Here I create a program to input Name and Age of 5 different persons and perform a selection sort (age wise). I used an class which act as a structure (like C programming language) and a main class to perform the complete operation. Hereunder I'm furnishing the code...

import java.io.*;

class NameList {
    String name;
    int age;
}

class StructNameAge {
    public static void main(String [] args) throws IOException {

        NameList nl[]=new NameList[5]; // Create new radix of the structure NameList into 'nl' object
        NameList temp=new NameList(); // Create a temporary object of the structure

        BufferedReader br=new BufferedReader(new InputStreamReader(System.in));

        /* Enter data into each radix of 'nl' object */

        for(int i=0; i<5; i++) {
            nl[i]=new NameList(); // Assign the structure into each radix

            System.out.print("Name: ");
            nl[i].name=br.readLine();

            System.out.print("Age: ");
            nl[i].age=Integer.parseInt(br.readLine());

            System.out.println();
        }

        /* Perform the sort (Selection Sort Method) */

        for(int i=0; i<4; i++) {
            for(int j=i+1; j<5; j++) {
                if(nl[i].age>nl[j].age) {
                    temp=nl[i];
                    nl[i]=nl[j];
                    nl[j]=temp;
                }
            }
        }

        /* Print each radix stored in 'nl' object */

        for(int i=0; i<5; i++)
            System.out.println(nl[i].name+" ("+nl[i].age+")");
    }
}

The above code is Error Free and Tested... Just copy and paste it into your IDE and ... You know and what??? :)

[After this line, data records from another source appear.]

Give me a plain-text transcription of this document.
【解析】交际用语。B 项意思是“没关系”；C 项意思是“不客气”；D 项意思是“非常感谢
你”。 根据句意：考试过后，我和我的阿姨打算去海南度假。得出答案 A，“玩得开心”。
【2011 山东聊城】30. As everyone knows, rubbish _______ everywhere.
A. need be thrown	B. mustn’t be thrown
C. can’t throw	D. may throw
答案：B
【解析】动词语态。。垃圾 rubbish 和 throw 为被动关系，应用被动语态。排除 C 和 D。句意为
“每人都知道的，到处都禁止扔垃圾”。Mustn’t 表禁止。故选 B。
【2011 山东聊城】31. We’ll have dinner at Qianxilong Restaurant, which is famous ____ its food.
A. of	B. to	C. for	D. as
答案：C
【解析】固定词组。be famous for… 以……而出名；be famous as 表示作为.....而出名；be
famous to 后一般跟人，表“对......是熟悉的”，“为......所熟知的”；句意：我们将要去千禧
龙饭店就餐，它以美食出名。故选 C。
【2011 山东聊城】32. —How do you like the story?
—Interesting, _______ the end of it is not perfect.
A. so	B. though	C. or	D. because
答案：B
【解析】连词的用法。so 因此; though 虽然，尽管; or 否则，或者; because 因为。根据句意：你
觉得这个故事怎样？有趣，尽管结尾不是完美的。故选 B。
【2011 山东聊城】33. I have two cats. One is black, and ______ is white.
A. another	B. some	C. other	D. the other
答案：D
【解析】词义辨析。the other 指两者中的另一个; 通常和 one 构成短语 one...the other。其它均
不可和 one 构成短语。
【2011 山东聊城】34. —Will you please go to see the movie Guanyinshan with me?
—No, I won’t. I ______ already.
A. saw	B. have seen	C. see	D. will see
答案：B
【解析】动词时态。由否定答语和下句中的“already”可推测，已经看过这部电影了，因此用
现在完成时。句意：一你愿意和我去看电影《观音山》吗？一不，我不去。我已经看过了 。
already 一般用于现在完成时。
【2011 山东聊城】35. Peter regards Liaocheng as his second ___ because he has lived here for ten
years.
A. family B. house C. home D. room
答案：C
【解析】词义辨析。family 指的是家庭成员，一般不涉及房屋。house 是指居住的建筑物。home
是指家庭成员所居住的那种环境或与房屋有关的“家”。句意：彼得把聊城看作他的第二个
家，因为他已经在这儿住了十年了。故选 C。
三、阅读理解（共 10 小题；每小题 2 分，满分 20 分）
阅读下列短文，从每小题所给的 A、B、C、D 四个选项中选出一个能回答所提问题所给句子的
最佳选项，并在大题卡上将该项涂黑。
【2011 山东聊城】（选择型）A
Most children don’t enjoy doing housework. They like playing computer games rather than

~ Answered on 2013-02-19 05:50:04


0

As with most things, there's the general rule and then there are specific circumstances. If you are doing a closed, captured application so that you know how a given object is going to be used, then you can exercise more freedom to favor visibility and/or efficiency. If you're developing a class which is going to be used publicly by others beyond your control, then lean towards the getter/setter model. As with all things, just use common sense. It's often ok to do an initial round with publics and then change them to getter/setters later.

~ Answered on 2010-04-25 04:13:52


0

Aspect-oriented programming lets you trap assignments or fetches and attach intercepting logic to them, which I propose is the right way to solve the problem. (The issue of whether they should be public or protected or package-protected is orthogonal.)

Thus you start out with unintercepted fields with the right access qualifier. As your program requirements grow you attach logic to perhaps validate, make a copy of the object being returned, etc.

The getter/setter philosophy imposes costs on a large number of simple cases where they are not needed.

Whether aspect-style is cleaner or not is somewhat qualitative. I would find it easy to see just the variables in a class and view the logic separately. In fact, the raison d'etre for Apect-oriented programming is that many concerns are cross-cutting and compartmentalizing them in the class body itself is not ideal (logging being an example -- if you want to log all gets Java wants you to write a whole bunch of getters and keeping them in sync but AspectJ allows you a one-liner).

The issue of IDE is a red-herring. It is not so much the typing as it is the reading and visual pollution that arises from get/sets.

Annotations seem similar to aspect-oriented programming at first sight however they require you to exhaustively enumerate pointcuts by attaching annotations, as opposed to a concise wild-card-like pointcut specification in AspectJ.

I hope awareness of AspectJ prevents people from prematurely settling on dynamic languages.

~ Answered on 2011-12-19 19:02:53


0

Sometime I use such class, when I need to return multiple values from a method. Of course, such object is short lived and with very limited visibility, so it should be OK.

~ Answered on 2008-11-23 18:43:14


0

You can make a simple class with public fields and no methods in Java, but it is still a class and is still handled syntactically and in terms of memory allocation just like a class. There is no way to genuinely reproduce structs in Java.